International Association
for Cryptologic Research

Deployments of cryptographic protocols with thousands of participants are becoming more and more common. In these large-scale, permissionless settings, communication complexity is often a limiting factor. In practice, two tools are commonly used to address this challenge: committee sampling and gossip networks. Committee sampling reduces complexity by restricting most of the communication to a small, randomly sampled committee of participants. Gossip protocols replace a fully connected communication network (which is impractical on an Internet scale) with a sparse communication graph.

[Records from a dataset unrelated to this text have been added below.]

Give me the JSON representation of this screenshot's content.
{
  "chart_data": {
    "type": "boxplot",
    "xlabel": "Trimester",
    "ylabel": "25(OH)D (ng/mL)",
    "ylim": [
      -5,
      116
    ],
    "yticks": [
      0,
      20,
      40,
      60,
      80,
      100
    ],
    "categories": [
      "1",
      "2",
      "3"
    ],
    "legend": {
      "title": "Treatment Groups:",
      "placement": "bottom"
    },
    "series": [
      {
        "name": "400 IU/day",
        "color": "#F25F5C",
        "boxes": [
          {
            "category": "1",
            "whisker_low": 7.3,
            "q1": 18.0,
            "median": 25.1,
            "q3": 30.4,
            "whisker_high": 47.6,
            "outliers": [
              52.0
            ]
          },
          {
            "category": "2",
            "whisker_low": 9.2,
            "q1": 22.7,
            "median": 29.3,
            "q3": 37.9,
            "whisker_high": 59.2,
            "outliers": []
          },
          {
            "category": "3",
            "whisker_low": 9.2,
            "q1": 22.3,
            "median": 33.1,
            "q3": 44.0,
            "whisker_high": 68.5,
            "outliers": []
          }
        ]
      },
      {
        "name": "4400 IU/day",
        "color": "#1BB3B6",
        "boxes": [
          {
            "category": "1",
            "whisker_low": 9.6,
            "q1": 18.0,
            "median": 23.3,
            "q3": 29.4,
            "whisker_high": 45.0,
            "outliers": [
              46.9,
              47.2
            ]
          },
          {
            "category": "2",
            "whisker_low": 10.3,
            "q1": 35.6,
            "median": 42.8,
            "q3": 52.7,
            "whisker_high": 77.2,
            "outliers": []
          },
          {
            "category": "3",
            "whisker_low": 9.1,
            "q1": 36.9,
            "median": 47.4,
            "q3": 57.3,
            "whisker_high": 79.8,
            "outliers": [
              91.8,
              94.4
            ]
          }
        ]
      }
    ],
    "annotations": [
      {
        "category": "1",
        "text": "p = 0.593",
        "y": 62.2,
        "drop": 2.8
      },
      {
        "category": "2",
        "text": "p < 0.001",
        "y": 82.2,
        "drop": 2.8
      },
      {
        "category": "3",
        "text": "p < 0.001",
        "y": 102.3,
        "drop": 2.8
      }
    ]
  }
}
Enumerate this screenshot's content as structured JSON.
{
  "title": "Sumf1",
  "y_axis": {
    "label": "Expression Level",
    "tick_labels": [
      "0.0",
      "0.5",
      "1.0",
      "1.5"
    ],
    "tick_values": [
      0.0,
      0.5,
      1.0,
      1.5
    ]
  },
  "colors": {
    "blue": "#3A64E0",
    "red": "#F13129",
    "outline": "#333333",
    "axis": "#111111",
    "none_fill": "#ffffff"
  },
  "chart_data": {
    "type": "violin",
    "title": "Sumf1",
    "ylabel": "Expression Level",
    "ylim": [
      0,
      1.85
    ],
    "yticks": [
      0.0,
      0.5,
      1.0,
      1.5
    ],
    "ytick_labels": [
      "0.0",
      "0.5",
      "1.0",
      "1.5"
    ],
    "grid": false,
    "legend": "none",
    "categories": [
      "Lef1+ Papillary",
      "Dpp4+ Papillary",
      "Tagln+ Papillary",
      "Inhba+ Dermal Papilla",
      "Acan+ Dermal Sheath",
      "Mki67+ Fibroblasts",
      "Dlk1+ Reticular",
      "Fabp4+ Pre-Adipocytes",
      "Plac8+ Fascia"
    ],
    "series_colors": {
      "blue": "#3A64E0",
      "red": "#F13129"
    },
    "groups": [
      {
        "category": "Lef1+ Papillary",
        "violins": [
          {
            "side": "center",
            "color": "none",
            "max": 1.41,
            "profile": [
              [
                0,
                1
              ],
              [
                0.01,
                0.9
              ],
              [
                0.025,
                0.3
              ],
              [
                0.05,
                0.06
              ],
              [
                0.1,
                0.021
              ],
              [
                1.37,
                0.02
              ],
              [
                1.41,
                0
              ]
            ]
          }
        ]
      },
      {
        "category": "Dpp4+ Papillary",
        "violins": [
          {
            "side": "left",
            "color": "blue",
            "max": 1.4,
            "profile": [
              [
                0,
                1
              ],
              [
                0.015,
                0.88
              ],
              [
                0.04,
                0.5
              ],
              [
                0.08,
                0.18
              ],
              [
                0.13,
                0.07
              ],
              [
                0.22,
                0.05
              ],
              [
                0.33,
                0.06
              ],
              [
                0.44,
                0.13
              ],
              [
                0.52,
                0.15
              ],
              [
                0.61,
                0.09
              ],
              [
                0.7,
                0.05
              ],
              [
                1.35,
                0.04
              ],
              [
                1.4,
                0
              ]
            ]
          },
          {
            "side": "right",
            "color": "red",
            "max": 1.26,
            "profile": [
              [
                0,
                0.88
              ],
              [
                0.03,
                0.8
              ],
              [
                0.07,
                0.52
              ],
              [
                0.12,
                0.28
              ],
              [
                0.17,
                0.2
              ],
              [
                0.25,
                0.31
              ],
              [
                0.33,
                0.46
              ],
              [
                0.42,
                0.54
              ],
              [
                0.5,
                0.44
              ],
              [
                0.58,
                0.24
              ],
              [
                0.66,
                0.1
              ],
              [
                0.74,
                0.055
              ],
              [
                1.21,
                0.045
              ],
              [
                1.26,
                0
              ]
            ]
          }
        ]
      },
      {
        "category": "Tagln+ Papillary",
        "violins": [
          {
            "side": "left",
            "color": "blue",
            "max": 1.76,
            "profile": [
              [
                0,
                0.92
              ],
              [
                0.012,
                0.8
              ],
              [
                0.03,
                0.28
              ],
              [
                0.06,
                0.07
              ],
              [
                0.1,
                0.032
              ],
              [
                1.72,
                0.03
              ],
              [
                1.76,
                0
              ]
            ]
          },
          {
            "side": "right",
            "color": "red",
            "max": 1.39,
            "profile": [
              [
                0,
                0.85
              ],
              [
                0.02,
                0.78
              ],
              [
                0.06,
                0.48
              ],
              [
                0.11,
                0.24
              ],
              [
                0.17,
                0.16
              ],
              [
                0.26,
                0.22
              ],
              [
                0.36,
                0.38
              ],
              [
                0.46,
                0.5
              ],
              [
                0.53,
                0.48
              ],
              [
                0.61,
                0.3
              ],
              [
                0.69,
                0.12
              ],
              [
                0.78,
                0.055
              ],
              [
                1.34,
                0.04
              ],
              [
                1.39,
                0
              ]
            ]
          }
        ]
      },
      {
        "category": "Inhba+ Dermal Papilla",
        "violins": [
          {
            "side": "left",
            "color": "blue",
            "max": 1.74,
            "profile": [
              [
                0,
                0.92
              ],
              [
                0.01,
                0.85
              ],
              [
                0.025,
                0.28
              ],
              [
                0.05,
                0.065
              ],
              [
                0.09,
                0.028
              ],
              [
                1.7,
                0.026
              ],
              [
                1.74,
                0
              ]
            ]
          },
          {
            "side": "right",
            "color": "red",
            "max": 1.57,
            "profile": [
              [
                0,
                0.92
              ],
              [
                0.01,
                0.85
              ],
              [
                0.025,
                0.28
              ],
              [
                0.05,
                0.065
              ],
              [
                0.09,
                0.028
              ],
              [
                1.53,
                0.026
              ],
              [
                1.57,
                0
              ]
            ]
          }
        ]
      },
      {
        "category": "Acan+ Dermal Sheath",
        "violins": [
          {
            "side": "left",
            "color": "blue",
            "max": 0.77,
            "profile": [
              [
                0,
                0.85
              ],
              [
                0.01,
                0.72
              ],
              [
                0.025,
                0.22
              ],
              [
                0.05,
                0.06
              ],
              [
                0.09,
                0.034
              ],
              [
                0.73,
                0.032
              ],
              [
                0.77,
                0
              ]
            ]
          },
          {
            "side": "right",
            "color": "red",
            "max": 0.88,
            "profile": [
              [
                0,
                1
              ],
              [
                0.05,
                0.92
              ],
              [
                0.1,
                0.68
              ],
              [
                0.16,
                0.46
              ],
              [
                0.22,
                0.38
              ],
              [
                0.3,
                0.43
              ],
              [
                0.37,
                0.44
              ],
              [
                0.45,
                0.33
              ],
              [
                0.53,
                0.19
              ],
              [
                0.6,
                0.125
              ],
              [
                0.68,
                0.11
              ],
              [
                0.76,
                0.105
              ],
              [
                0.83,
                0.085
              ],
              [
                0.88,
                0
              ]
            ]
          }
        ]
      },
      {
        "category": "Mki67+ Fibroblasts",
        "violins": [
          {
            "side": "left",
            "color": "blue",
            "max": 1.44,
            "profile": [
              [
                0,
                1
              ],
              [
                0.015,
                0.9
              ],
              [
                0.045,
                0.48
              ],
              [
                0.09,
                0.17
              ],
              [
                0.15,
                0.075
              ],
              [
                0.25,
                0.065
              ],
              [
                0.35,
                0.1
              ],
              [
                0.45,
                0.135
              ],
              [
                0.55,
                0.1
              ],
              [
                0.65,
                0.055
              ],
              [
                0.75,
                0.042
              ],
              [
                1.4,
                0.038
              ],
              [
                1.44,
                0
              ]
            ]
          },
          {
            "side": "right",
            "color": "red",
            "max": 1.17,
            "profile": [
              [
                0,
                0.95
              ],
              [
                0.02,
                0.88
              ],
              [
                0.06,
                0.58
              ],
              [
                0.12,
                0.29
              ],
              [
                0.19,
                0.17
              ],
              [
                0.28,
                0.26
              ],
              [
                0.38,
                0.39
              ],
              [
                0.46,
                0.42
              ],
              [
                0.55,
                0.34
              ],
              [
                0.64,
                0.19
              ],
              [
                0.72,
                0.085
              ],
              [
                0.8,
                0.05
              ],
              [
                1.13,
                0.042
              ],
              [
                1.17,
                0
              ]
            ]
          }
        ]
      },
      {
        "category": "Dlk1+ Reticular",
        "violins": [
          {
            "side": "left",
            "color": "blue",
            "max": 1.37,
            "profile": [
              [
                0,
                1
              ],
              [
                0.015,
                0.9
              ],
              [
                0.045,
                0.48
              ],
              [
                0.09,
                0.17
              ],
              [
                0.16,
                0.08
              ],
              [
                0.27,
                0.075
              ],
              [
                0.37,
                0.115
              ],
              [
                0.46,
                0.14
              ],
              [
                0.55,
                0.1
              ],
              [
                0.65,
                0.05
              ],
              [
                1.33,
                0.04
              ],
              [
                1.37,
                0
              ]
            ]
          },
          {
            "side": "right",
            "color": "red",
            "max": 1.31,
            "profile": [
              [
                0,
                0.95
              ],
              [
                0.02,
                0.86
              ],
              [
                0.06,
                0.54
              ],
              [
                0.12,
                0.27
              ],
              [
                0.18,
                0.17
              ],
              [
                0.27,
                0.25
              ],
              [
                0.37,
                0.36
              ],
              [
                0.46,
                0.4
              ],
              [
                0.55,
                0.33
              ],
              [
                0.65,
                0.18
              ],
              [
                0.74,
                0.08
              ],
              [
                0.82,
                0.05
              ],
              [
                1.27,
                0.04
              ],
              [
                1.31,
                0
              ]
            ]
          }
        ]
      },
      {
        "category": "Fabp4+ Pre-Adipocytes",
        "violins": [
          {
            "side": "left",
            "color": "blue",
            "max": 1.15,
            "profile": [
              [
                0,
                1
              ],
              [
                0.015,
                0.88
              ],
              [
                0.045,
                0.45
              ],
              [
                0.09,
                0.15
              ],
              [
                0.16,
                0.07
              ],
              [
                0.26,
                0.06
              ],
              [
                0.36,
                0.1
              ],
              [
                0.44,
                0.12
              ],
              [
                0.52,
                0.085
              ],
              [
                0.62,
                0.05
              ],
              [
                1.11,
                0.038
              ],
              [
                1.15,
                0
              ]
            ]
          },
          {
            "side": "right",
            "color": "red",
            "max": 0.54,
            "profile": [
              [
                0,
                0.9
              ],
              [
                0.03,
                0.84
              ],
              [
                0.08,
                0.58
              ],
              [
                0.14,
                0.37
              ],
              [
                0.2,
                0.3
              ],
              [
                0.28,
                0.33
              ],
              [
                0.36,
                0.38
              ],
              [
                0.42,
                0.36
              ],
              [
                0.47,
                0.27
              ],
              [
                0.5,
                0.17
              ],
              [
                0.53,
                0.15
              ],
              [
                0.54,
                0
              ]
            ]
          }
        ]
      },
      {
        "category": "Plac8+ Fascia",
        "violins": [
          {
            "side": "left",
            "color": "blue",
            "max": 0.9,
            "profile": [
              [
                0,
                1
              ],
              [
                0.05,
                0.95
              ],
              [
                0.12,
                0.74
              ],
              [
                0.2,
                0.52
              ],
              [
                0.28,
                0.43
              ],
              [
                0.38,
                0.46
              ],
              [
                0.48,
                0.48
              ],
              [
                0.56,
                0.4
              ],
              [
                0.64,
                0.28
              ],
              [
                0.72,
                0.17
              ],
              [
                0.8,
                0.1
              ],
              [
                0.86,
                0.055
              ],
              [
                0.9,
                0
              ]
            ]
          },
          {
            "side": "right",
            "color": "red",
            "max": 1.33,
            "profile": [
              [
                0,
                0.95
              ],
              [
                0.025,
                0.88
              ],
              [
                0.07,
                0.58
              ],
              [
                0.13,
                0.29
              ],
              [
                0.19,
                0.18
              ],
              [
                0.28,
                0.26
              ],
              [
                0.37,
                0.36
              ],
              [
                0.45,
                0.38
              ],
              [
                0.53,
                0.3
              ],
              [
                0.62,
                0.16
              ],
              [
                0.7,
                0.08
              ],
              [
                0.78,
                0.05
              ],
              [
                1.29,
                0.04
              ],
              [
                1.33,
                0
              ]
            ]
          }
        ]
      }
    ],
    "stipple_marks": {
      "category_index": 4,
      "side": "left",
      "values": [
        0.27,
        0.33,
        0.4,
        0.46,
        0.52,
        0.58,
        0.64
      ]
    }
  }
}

Existing committee-sampling protocols either require a setup assumption (which is problematic in a fully decentralized setting) or have high communication complexity themselves. In this work, we construct a communication-efficient setup-free protocol for committee sampling. Our starting point is the protocol of Andrychowicz and Dziembowski (CRYPTO'15), who showed how to construct a setup-free random beacon based on proofs-of-work (PoWs) in the random-oracle model (ROM). Our protocol works in a similar setting, and samples a committee in which parties are chosen proportionally to their resource expenditure. We improve upon their construction in two ways: (1) we construct a formal framework for general resource proofs (RPs), and use it to generalize from PoWs to a larger class of resources, and (2) for a subset of RPs (including PoWs), we construct a much more efficient committee-sampling protocol that requires subquadratic communication. Our protocol is designed in the ROM and makes use of VDFs, as well as gossip techniques in the spirit of Cohen, Loss, and Moran (FC'24).